Site Reliability Engineer
Responsibilities
Qualifications & Requirements
Experience Level: Senior Level
Full Job Description
About the Role
We are seeking a skilled Site Reliability Engineer to join our dynamic team. This role involves supporting complex, multi-tier Java (J2EE/Spring Boot) applications with intricate upstream and downstream dependencies. You will be instrumental in understanding application request flows, analyzing logs for troubleshooting, and resolving application breaks. The ideal candidate thrives in a fast-paced environment, can self-organize, and effectively prioritize tasks amidst competing demands.
Key responsibilities include contributing to the development and implementation of automated CI/CD pipelines, enhancing our continuous improvement and delivery processes, and maturing DevOps practices. You will actively participate in infrastructure design discussions, aiming for a fully automated, robust, and secure environment. Collaboration with internal SRE and Development teams, as well as business users, is crucial for investigations, testing, and deployments. You will manage Release Management, initiate Change Requests, and schedule implementations for fixes and enhancements. Effective collaboration with both local and remote teams is essential. A primary focus will be on ensuring high application availability through robust observability solutions and supporting the production environment with strong performance tuning, end-to-end troubleshooting, and solid networking fundamentals.
This position requires participation in rotational shifts and on-call rosters to support our critical applications on a 24x7 basis.
Requirements
- Minimum 5-7 years of experience as a Site Reliability Engineer, supporting diverse applications and infrastructure in a hybrid-cloud environment encompassing both on-premises and AWS/GCP platforms.
- Proficiency in supporting Java (J2EE/Spring Boot) or .NET applications.
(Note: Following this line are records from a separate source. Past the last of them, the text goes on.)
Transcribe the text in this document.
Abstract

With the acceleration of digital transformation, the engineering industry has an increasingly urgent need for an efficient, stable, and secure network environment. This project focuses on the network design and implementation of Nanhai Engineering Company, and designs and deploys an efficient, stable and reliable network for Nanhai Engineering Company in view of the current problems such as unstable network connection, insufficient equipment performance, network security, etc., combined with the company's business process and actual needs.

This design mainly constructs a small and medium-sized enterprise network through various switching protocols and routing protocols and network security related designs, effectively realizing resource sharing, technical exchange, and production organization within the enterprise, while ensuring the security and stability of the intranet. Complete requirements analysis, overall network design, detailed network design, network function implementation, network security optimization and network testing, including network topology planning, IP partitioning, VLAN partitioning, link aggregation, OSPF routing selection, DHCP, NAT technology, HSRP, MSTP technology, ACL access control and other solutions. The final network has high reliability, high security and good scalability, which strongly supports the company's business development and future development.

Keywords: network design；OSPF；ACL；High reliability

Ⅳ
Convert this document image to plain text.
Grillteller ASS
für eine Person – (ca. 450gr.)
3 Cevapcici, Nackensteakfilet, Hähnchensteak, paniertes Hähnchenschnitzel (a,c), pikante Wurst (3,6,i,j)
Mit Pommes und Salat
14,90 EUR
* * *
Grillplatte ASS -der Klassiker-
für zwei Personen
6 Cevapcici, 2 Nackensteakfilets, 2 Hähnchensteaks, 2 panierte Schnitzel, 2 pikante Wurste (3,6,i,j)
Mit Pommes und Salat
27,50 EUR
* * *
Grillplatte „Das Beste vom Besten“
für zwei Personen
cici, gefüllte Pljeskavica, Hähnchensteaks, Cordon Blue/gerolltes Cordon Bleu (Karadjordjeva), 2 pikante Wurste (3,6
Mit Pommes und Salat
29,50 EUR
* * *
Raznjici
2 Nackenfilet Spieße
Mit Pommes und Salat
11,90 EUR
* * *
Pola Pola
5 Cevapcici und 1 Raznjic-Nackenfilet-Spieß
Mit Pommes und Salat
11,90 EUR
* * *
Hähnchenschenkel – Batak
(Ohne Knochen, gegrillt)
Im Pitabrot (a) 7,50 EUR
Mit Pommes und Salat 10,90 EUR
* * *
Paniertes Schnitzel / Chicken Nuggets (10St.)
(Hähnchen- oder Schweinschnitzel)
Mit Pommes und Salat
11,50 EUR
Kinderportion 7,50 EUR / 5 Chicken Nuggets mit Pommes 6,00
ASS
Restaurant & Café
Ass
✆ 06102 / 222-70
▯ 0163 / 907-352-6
Experience in managing incidents, facilitating application recovery, driving root cause analysis, communicating effectively, and managing client relationships in conjunction with Infrastructure Service Support team members.
- Ensures all production changes adhere to lifecycle methodologies and risk guidelines.
- Experience in Application Support, deploying releases, patches, and fixes on the platform.
- Ability to analyze application performance, perform tuning, and ensure high availability and stability of the platform.
- Knowledge of Batch Processing systems and tools.
- Familiarity with Unix/Linux systems, containerization, and container orchestration platforms such as Docker, Cloud Foundry, OpenShift, and Kubernetes.
- Strong scripting skills (Shell, Python, or PowerShell) to automate manual tasks.
- Experience with observability tools like Grafana, Kibana, and AppDynamics.
- Hands-on experience with AWS/GCP public cloud services.
- Practical experience with CI/CD tools such as Jenkins, CircleCI, or GitHub Actions, and the ability to understand and define various deployment strategies.
- Hands-on experience with Git, including managing deployments and branching strategies within Git.